Cliff: You're gonna miss the game, Norm.
Norm: Then that's a perfect plan, huh?
Sam: Hey, Cliffie, how're we doing here?
Cliff: Fifty pins down, sinking like a stone, Sammy.
[Norm walks into the bowling alley bar:]
All: [o.s.] Norm!
Sam: How the hell do they know him here?
Cliff: He's got a life, you know.

Quote from Diane

Diane: Excuse me, but you've obviously come here to belittle my friends. Why? I can only speculate. Perhaps you're compensating for some physical shortcoming. I don't know. But it's tragic that you place such stock in a silly competition. What of higher attainments?

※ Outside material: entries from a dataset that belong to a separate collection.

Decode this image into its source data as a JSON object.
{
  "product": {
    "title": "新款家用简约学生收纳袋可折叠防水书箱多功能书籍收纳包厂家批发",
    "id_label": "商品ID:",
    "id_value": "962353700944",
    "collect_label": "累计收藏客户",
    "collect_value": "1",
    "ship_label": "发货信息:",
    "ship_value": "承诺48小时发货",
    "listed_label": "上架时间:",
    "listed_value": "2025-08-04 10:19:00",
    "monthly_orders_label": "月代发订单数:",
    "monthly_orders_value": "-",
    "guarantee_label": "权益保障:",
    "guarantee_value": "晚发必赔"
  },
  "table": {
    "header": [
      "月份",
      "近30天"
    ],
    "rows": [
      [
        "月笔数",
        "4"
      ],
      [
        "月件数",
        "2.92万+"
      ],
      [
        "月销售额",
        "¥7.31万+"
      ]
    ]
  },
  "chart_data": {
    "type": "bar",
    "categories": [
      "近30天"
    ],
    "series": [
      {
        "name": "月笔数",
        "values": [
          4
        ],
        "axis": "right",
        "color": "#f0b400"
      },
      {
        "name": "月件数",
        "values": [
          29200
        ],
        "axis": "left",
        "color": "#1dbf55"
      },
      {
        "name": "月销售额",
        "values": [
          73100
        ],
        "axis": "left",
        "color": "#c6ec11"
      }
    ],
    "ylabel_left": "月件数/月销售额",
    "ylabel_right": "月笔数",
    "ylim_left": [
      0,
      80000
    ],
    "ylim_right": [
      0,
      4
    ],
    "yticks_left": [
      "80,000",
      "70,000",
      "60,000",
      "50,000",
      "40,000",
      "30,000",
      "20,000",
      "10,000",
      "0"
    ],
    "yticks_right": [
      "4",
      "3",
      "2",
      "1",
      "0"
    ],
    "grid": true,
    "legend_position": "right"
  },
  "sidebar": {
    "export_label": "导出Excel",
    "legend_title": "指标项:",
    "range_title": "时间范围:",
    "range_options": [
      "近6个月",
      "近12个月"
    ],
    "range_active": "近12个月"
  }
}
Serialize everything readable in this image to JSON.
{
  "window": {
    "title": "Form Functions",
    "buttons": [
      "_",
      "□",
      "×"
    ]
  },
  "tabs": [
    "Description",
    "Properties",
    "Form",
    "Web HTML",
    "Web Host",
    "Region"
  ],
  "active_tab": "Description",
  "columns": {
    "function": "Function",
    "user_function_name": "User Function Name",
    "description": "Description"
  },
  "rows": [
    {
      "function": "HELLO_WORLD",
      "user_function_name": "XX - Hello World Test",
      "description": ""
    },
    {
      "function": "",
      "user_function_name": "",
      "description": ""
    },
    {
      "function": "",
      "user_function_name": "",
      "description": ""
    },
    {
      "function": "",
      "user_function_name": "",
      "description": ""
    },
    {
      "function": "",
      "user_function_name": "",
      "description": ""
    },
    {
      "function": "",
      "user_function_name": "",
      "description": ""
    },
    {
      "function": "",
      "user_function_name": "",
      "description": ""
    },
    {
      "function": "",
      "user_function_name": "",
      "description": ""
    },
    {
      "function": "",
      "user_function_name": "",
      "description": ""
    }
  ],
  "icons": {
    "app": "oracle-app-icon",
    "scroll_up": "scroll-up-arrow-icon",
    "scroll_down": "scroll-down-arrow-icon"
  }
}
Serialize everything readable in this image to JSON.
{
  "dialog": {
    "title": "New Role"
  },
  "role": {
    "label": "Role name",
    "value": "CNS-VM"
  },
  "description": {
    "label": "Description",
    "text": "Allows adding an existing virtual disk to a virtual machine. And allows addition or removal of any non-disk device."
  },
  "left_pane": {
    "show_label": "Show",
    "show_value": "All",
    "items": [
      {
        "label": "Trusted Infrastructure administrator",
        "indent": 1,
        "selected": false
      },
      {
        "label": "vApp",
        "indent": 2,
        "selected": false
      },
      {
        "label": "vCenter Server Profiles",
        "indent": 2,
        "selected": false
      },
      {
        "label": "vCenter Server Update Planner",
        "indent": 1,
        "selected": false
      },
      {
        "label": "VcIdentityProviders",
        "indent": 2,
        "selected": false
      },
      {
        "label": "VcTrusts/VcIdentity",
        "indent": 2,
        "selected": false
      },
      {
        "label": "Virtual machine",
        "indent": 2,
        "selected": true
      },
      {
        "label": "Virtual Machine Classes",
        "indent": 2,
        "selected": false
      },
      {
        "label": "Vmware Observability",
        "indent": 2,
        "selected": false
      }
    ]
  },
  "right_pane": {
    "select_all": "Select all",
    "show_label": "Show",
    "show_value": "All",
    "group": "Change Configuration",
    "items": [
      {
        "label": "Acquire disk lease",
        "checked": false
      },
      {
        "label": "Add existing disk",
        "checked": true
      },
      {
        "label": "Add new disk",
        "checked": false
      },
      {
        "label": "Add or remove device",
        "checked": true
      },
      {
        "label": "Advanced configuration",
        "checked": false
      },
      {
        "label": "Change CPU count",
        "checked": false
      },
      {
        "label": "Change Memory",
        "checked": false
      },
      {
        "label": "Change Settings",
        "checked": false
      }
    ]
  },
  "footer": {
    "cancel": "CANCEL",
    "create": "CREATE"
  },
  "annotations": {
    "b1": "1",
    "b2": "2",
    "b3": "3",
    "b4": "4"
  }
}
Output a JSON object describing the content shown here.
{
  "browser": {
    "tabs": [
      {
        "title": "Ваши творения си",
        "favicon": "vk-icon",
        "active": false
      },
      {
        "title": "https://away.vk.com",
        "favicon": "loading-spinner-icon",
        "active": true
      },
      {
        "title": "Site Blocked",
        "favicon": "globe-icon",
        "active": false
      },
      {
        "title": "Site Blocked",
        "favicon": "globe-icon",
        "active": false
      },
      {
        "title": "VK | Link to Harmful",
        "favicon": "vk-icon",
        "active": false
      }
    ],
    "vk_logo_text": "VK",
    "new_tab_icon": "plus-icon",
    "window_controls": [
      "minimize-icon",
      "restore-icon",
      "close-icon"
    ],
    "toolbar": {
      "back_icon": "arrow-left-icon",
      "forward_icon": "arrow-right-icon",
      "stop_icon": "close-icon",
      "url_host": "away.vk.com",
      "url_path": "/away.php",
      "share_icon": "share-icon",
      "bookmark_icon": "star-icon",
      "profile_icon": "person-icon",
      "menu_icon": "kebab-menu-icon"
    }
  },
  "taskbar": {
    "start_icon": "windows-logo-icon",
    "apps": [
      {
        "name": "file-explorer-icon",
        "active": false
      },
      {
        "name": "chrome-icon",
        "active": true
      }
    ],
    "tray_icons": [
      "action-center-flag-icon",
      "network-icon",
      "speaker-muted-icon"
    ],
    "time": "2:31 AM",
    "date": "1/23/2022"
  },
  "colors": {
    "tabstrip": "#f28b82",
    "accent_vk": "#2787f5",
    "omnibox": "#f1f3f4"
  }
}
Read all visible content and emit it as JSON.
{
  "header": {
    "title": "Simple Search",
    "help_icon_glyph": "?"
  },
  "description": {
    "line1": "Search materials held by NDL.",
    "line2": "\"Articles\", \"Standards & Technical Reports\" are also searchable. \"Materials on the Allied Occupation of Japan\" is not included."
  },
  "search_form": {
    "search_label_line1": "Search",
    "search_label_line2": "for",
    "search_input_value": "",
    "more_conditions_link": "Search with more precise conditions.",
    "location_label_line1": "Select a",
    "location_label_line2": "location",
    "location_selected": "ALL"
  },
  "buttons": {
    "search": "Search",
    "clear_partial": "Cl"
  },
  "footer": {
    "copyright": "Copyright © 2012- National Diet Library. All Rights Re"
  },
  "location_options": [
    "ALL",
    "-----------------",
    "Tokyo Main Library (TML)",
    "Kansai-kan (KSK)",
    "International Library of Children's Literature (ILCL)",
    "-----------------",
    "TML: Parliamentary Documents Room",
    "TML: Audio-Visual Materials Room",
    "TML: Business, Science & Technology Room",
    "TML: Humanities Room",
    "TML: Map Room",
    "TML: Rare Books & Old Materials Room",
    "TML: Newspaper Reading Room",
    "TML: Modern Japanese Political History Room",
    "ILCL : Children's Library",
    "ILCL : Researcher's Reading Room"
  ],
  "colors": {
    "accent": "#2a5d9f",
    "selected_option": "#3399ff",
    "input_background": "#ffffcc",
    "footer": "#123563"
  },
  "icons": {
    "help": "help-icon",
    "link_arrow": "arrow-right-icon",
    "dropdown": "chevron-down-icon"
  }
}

What of loftier pursuits? What of art? And philosophy? What of music?
Gary: I graduated magna cum laude in American Literature from Princeton.
Diane: Oh? Couldn't make summa?

Quote from Diane

Diane: Ah, the alleys. Thanks. It's really a sensory experience, you know. The scent of Aqua Net on a beehive hairdo. The roar of polyester against old Naugahyde. The sight of a cigarette stubbed out in a patty melt. All this, plus the anticipation of placing your feet in shoes only 7,000 others have worn before you.